Field-induced disorder point in noncollinear Ising spin chains

We perform a theoretical study of a noncollinear Ising ferrimagnetic spin chain inspired by the compound $\mathrm{Co}{\left(\mathrm{hfac}\right)}_2\mathrm{NITPhOMe}$. The basic building block of its structure contains one cobalt ion and one organic radical each with a spin $1∕2$. The exchange interaction is strongly anisotropic and the corresponding axes of anisotropy have a period three helical structure. We introduce and solve a model Hamiltonian for this spin chain. We show that the present compound is very close to a so-called disorder point at which there is a massive ground state degeneracy.

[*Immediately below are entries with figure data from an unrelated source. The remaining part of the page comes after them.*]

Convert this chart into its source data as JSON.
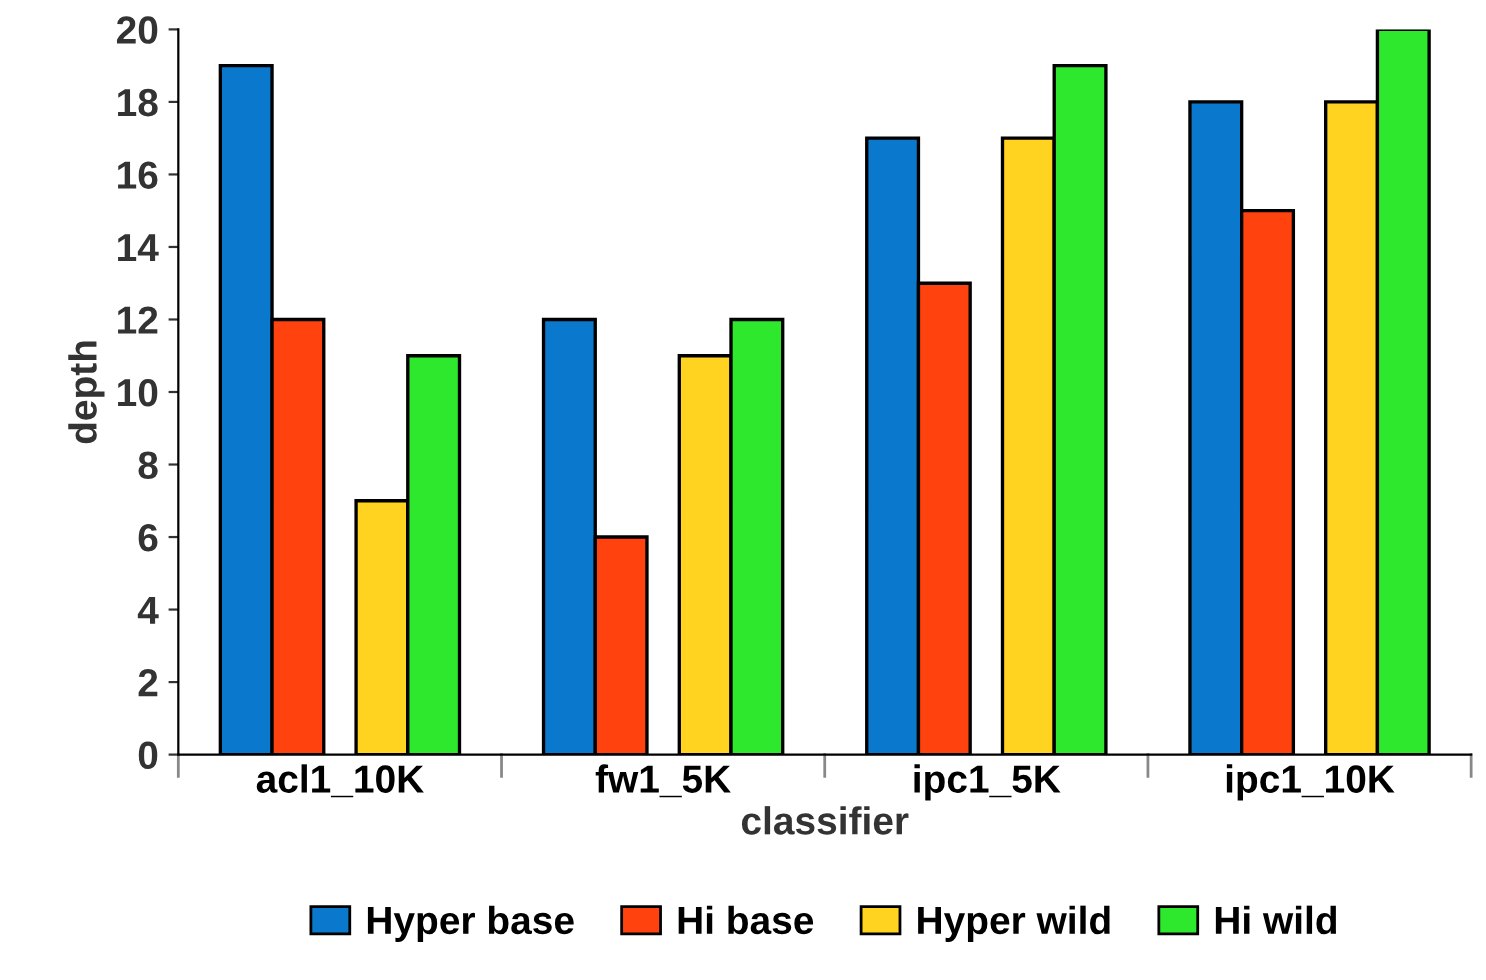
{
  "chart_data": {
    "type": "bar",
    "xlabel": "classifier",
    "ylabel": "depth",
    "categories": [
      "acl1_10K",
      "fw1_5K",
      "ipc1_5K",
      "ipc1_10K"
    ],
    "series": [
      {
        "name": "Hyper base",
        "color": "#0a78cc",
        "values": [
          19,
          12,
          17,
          18
        ]
      },
      {
        "name": "Hi base",
        "color": "#ff420e",
        "values": [
          12,
          6,
          13,
          15
        ]
      },
      {
        "name": "Hyper wild",
        "color": "#ffd320",
        "values": [
          7,
          11,
          17,
          18
        ]
      },
      {
        "name": "Hi wild",
        "color": "#2de82d",
        "values": [
          11,
          12,
          19,
          20
        ]
      }
    ],
    "ylim": [
      0,
      20
    ],
    "yticks": [
      0,
      2,
      4,
      6,
      8,
      10,
      12,
      14,
      16,
      18,
      20
    ],
    "grid": false,
    "legend": "bottom"
  }
}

We predict the equilibrium magnetization process and discuss the impact of the degeneracy on the dynamical properties by using arguments based on the Glauber dynamics.

Figure 1

The helical structure of the 1D magnet CoPhOMe. Each anisotropic center has a local axis of anisotropy ${\widehat{\mathbf{z}}}_i$. These axes are all tilted by a common angle $\theta$ with respect to the chain axis $\underset{̱}{c}$. The angle between the projections of ${\widehat{\mathbf{z}}}_i$ and ${\widehat{\mathbf{z}}}_{i+1}$ on the plane perpendicular to $\underset{̱}{c}$ is equal to $2\pi ∕3$.

Figure 2

The helical structure of CoPhOMe as seen from the chain axis of symmetry. The anisotropic cobalt ions are depicted as ellipsoids and the radical as spheres.

Figure 3

The critical field between F and AF ground states as a function of the angle $\theta$ for $g_{\mathrm{iso}}=2$ and $g_{\mathrm{ani}}=9.5$, 9, 8.5, 8, 7.5, 7 from bottom to top.

Figure 4

Ground state magnetization curve for $\theta =50°$, 55°, 60°, 65°. We use $g_{\mathrm{ani}}=9$ and $g_{\mathrm{iso}}=2$ as appropriate for CoPhOMe.

Figure 5

Dependence upon the angle $\theta$ of the cobalt correlation length $\xi$ in zero field for temperatures given by $J∕T=2$, 1.5, 1, 0.5 from top to bottom.

Figure 6

Disorder field dependence on $T$ for $\theta =44°$, 46°, 48°, 50°, 52°, 54° from top to bottom.

Figure 7

Correlation length as a function of $h∕J=\mid {\mu }_B\mid B∕J$ for $J∕T=0.5$ and $\theta =52°$, 53°, 54°, ${\theta }_c$.